Similarly, in feedback submitted by the World Federation of Exchanges, the global trade association for exchanges and clearing houses, the group said, “It is not clear how in practical terms such a firm/group could ascertain how many of its peers are also using the same CSP,” and, “CSPs are typically restricted by contract from the disclosure of other firms’ use of the services.”

In terms of the role of regulators, there have been some steps to establish a direct oversight framework for critical ICT third-party service providers with regulations like DORA. This could mean critical third parties, including CSPs, will be directly subject to audits from supervisory authorities, says the bank executive, which could be useful in managing industry concentration, so as long as it avoids doubling up on work.

“This might help under the condition that financial institutions are able to rely on those direct supervisory results or actions, and not making this [an] additional [round of] testing or auditing,” says the executive.

To avoid individual concentration risk on one CSP, some regulators have endorsed the adoption of hybrid or multi-cloud strategies.
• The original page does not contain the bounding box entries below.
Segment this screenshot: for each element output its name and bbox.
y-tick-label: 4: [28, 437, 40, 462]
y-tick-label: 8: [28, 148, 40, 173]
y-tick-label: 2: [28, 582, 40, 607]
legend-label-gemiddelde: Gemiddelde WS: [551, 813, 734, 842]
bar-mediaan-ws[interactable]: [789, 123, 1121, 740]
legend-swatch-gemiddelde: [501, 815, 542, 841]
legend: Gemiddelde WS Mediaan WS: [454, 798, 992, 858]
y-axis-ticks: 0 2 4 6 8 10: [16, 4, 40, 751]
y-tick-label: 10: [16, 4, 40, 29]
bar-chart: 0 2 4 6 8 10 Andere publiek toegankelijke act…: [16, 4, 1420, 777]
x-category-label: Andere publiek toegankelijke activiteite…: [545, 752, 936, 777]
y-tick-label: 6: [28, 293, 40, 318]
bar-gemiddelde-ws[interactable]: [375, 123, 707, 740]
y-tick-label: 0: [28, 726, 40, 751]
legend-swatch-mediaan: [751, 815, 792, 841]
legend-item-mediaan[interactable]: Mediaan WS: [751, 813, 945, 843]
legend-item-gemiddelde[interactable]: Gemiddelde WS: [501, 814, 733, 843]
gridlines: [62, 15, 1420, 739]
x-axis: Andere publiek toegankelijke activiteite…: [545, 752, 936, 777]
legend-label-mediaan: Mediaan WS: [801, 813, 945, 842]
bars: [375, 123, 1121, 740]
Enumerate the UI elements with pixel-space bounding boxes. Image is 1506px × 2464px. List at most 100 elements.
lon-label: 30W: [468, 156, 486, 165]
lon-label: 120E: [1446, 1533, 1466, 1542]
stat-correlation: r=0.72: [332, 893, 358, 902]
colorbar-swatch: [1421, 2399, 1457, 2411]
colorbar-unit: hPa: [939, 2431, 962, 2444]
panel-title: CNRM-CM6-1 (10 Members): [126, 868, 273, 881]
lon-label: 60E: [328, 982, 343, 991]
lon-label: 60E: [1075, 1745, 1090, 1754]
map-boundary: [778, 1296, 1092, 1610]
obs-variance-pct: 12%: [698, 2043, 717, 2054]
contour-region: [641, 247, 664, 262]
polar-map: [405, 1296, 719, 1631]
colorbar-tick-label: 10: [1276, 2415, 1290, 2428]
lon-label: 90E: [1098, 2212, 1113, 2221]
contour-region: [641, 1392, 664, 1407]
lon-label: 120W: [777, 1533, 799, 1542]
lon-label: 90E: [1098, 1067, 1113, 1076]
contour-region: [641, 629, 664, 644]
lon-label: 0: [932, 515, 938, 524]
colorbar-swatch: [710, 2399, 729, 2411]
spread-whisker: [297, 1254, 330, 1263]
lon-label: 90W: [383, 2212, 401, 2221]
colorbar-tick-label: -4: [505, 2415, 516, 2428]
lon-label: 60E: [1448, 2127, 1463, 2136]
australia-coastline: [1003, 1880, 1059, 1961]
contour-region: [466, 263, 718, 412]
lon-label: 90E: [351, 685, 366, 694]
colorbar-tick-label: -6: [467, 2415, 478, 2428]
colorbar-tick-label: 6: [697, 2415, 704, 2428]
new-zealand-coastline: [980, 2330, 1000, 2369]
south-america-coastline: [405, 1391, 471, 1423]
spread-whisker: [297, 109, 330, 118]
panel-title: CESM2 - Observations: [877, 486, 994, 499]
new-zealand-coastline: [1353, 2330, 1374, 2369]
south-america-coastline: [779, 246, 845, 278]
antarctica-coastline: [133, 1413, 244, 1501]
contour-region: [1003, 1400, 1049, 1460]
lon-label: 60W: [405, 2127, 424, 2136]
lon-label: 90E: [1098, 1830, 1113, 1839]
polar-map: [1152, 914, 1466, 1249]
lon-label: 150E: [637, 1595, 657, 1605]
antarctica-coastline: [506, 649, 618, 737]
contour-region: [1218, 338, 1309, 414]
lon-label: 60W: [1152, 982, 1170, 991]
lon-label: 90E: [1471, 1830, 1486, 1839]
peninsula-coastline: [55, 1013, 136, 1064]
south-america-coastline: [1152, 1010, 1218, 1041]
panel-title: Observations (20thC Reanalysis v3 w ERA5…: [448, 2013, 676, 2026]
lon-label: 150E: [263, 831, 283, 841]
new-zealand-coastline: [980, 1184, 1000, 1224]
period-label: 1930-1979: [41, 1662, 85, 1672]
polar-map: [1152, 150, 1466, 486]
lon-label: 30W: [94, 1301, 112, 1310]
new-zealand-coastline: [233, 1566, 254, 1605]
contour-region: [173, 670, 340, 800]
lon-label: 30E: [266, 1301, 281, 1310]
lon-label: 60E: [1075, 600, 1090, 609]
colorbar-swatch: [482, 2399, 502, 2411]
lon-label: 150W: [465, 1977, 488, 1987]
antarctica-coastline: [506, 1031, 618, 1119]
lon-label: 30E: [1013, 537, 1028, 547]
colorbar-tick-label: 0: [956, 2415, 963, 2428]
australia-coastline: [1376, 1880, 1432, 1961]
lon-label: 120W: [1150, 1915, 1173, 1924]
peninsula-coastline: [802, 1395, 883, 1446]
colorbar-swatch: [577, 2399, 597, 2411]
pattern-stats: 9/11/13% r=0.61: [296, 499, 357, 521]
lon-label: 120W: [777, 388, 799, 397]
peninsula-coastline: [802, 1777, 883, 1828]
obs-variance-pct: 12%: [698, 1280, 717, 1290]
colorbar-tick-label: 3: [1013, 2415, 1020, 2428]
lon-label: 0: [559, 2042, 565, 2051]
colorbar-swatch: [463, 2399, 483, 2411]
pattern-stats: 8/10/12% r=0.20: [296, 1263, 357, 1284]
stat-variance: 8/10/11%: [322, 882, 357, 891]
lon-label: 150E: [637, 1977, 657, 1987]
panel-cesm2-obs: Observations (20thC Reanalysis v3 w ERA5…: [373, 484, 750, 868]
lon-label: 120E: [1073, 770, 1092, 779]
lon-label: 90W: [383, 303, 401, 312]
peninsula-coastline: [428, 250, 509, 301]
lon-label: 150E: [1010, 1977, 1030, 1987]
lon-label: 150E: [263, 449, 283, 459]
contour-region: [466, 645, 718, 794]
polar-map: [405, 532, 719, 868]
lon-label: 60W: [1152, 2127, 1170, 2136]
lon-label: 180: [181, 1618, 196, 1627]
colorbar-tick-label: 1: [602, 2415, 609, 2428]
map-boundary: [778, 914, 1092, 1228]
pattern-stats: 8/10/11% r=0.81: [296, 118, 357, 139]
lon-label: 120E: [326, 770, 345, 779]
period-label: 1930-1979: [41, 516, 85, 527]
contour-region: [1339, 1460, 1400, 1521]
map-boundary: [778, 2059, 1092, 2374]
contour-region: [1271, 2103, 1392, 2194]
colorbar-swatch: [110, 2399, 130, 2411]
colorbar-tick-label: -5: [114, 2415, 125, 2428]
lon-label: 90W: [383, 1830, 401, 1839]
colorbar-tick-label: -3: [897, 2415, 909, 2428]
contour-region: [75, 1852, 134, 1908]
The counter to this view, is that one of the drivers for firms to move to the cloud is to simplify their technology stack and offload complex legacy systems, but if they are mandated to use multiple providers—such as Amazon Web Services, Microsoft Azure, Google Cloud, and IBM Cloud—this could offset the original objective.

“It would increase the number of vendors you have, and it would increase the complexity of your contractual framework, and landscape. So, it would potentially not achieve the overarching goal, and I think this approach neglects—to a certain extent—the fact that we are already used to dealing with concentration risk and already have risk management practices in place,” the bank executive says.

In the event that concentration risk is identified, it is still unclear from the Esma consultation paper how this would be dealt with. For instance, could a company be prohibited from outsourcing its services, or could it be a matter of “first come, first served” when using a CSP, causing an outcome that could contradict competition laws? Wilbert says managing concentration risk will be based on the services the firm provides. In other words, regulators would clamp down on cloud concentration risks associated with systemically-important functions, over lesser-critical operations.

“If bank A can no longer trade equities, everybody will go to bank B, C, or D. But what happens if two large custodians fail? That might be 50% of market clearing, and it can take months, maybe even a year, to move custodians. So that industry is much more systemic to the financial sector,” Wilbert says.